Видимо, слезы на лице сказались даже сильнее, чем она думала. Так на нее глянула соседка…
Решила больше не спорить, пошла в мини-кухню, которую сотрудники архива себе организовали, подумав, что это неплохой способ переключиться. Хватит киснуть!
Надо выдохнуть и осмыслить. Все: и этого странного человека, и то, что в папке рассмотреть толком, и то, как она реагирует на решения Гутника тоже. И что-то со всем этим делать! Тихо страдать точно никогда не было ее способом действия!
** Ему было паршиво. Настолько, будто организм подыхать собрался, но никак не выходило уже нормально откинуться.
И это при том, что Олег, как никогда, принимал все назначенные препараты и каждый день в больницу на реабилитацию ездил, не глядя будний день или выходной, проходя все предписанные процедуры. Чувствовал же себя при этом так, будто его по частям разбирали, без наркоза… тупой ножовкой.
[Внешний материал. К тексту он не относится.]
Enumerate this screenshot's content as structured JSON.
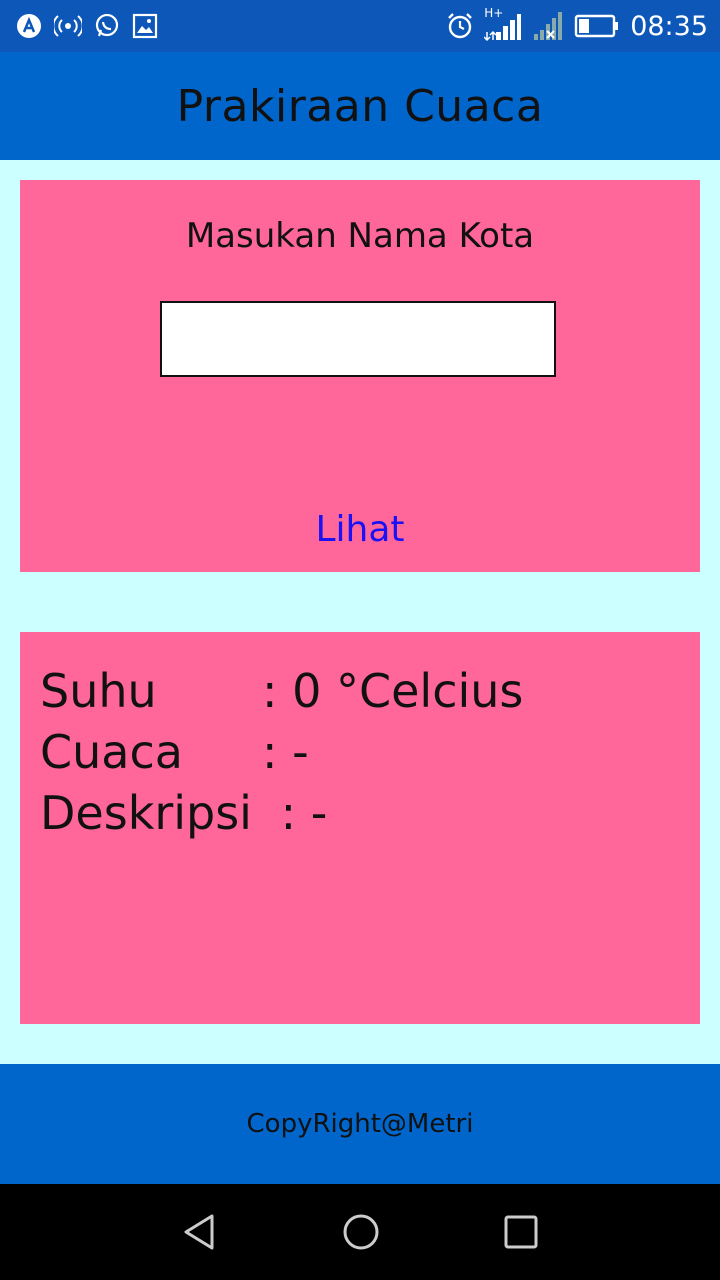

И все равно, игнорируя это, он упрямо приезжал на работу. А чем еще ему было убивать время? Гутник никогда не любил безделья. Лежать в палате, понимая необходимость восстановления — и это было для него каторгой. А что говорить, если такой нужды уже не имелось?
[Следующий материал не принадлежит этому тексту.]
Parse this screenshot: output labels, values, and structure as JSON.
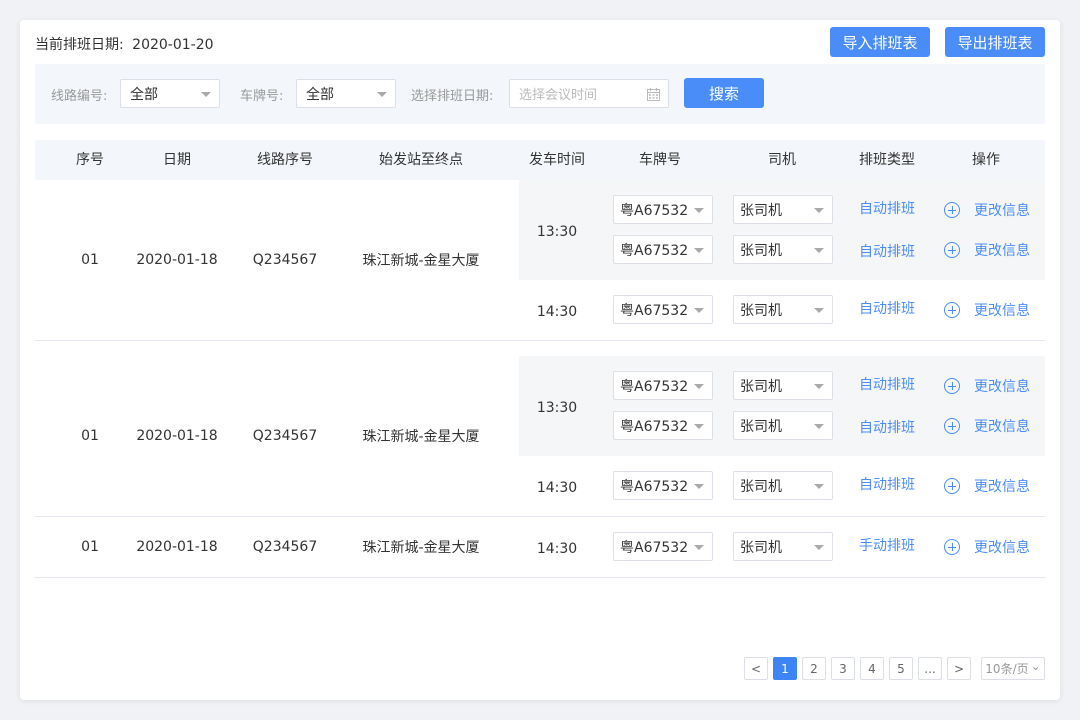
{
  "header": {
    "current_date_label": "当前排班日期:",
    "current_date_value": "2020-01-20",
    "import_button": "导入排班表",
    "export_button": "导出排班表"
  },
  "filters": {
    "route_label": "线路编号:",
    "route_value": "全部",
    "plate_label": "车牌号:",
    "plate_value": "全部",
    "date_label": "选择排班日期:",
    "date_placeholder": "选择会议时间",
    "search_button": "搜索"
  },
  "table": {
    "columns": [
      "序号",
      "日期",
      "线路序号",
      "始发站至终点",
      "发车时间",
      "车牌号",
      "司机",
      "排班类型",
      "操作"
    ],
    "groups": [
      {
        "index": "01",
        "date": "2020-01-18",
        "route": "Q234567",
        "stations": "珠江新城-金星大厦",
        "departures": [
          {
            "time": "13:30",
            "shaded": true,
            "entries": [
              {
                "plate": "粤A67532",
                "driver": "张司机",
                "type": "自动排班",
                "action": "更改信息"
              },
              {
                "plate": "粤A67532",
                "driver": "张司机",
                "type": "自动排班",
                "action": "更改信息"
              }
            ]
          },
          {
            "time": "14:30",
            "shaded": false,
            "entries": [
              {
                "plate": "粤A67532",
                "driver": "张司机",
                "type": "自动排班",
                "action": "更改信息"
              }
            ]
          }
        ]
      },
      {
        "index": "01",
        "date": "2020-01-18",
        "route": "Q234567",
        "stations": "珠江新城-金星大厦",
        "departures": [
          {
            "time": "13:30",
            "shaded": true,
            "entries": [
              {
                "plate": "粤A67532",
                "driver": "张司机",
                "type": "自动排班",
                "action": "更改信息"
              },
              {
                "plate": "粤A67532",
                "driver": "张司机",
                "type": "自动排班",
                "action": "更改信息"
              }
            ]
          },
          {
            "time": "14:30",
            "shaded": false,
            "entries": [
              {
                "plate": "粤A67532",
                "driver": "张司机",
                "type": "自动排班",
                "action": "更改信息"
              }
            ]
          }
        ]
      },
      {
        "index": "01",
        "date": "2020-01-18",
        "route": "Q234567",
        "stations": "珠江新城-金星大厦",
        "departures": [
          {
            "time": "14:30",
            "shaded": false,
            "entries": [
              {
                "plate": "粤A67532",
                "driver": "张司机",
                "type": "手动排班",
                "action": "更改信息"
              }
            ]
          }
        ]
      }
    ]
  },
  "pagination": {
    "prev": "<",
    "pages": [
      "1",
      "2",
      "3",
      "4",
      "5"
    ],
    "ellipsis": "...",
    "next": ">",
    "page_size": "10条/页",
    "active_page": "1"
  },
  "colors": {
    "accent": "#4a8df8",
    "panel": "#f3f6fa"
  }
}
Дома сидеть… И что? В телевизор пялиться?! Сверлить взглядом стену в тишине? Да он головой двинется! Особенно теперь…
Ему каждую ночь снилась Дарья. Каким-то он совсем планочным стал. И эти сны… Они не были теми, что поначалу его явно с похоти накрывали чистым желанием. Нет, поменялось все. Переплавилось.
Сейчас его, как гвоздем по аорте продирало, пробивало невыносимой, алчной потребностью быть рядом с ней. Просто рядом! Хоть бы видеть около себя, о большем и не думал сейчас.
Но… Сам же решил, что этим подставит только?! Все правильно и разумно. Все обосновано.
Но телу и чему-то еще глубоко в груди было по х*ру! Его изламывало! Кромсало плоть на куски по ощущениям. А все потому, что эти сны изводили, изорвали душу в клочья не хуже, чем тот взрыв его тело искорежил!
Она плакала. Каждую греб*ную ночь!
Рыдала совсем рядом, он чувствовал прикосновение ее рук, дыхание на своей коже, тихие слова, умоляющие не сдаваться!.. А ему так больно, грудь огнем пылает! И Олег отчаянно пытается вырваться из тьмы, которая давит невыносимым прессом… дышать едва в состоянии.
Гутник помнил такую тьмы: первые несколько дней в реанимации именно этой чернотой запомнились. И в своем сне — он знал, что умирает. Окончательно, без всякой надежды. Но болью кромсало изнутри именно то, как горько она рядом плачет, упрашивая его с ней остаться, а Олег бессилен даже просто глаза открыть, чтобы еще хоть один раз увидеть обожаемую и бесценную!.. Он не хотел умирать. Не был готов совершенно… Он просто не мог ее оставить!..
Но его никто не спрашивал.
Стоило ли говорить, что подрываясь посреди ночи от того, что до нее пытался докричаться, Гутник не чувствовал себя лучше или хотя бы отдохнувшим?
Потный, разбитый, ощущающий себя будто вечно-пьяным от недосыпания и лекарств… Дьявол! Олег действительно себя паршиво чувствовал!